Rao’s comments come weeks after action by regulator on finance companies & Paytm Payments Bank. Unlike earlier, when RBI penalized regulated entities, the more recent action has been to bar them from business activity, hurting the entity’s bottom line and valuation.
Rao said many of the regulated entities are niche players with varying risk profiles and require differentiated regulatory treatment. RBI had tailored regulations for entities like payment banks and small finance banks to ensure intensity of regulations corresponded to identified risks, he said.

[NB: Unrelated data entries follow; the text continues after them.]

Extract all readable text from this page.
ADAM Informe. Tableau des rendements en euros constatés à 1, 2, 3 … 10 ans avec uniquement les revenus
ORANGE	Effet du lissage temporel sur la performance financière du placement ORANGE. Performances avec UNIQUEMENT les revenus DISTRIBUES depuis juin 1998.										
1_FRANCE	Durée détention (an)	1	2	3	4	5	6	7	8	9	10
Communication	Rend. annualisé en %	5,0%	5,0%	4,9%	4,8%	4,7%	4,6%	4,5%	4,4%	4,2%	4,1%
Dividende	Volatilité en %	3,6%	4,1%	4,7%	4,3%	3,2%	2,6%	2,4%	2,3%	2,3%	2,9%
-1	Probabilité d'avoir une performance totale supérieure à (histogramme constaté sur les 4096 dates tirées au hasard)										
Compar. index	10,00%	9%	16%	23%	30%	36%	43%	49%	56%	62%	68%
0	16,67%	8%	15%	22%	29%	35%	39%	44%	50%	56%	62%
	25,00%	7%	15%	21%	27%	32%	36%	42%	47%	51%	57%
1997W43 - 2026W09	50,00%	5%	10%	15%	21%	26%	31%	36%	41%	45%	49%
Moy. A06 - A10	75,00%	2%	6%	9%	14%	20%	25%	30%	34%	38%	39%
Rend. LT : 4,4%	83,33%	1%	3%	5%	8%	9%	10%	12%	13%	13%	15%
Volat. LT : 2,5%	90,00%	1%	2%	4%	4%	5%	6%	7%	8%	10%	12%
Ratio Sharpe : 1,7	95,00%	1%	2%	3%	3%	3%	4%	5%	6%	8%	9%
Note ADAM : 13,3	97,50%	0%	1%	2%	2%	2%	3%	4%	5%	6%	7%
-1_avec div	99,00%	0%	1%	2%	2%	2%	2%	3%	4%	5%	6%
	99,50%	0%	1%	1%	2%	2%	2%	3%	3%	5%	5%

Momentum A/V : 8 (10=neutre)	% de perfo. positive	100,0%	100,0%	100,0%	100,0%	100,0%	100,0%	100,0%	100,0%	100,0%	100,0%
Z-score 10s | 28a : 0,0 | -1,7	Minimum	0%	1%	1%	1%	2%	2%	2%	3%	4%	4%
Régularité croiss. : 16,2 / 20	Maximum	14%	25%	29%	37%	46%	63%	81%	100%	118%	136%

The deputy governor said that overregulation in any sector could lead to increased compliance costs, affecting efficiency and innovation amongst the market players. “The focus is on achieving a delicate equilibrium that addresses critical concerns without imposing undue burden on regulated entities. Principle of proportionality is synonymous with a nuanced strategy to ensure intensity of regulations correspond to identified risks,” he said.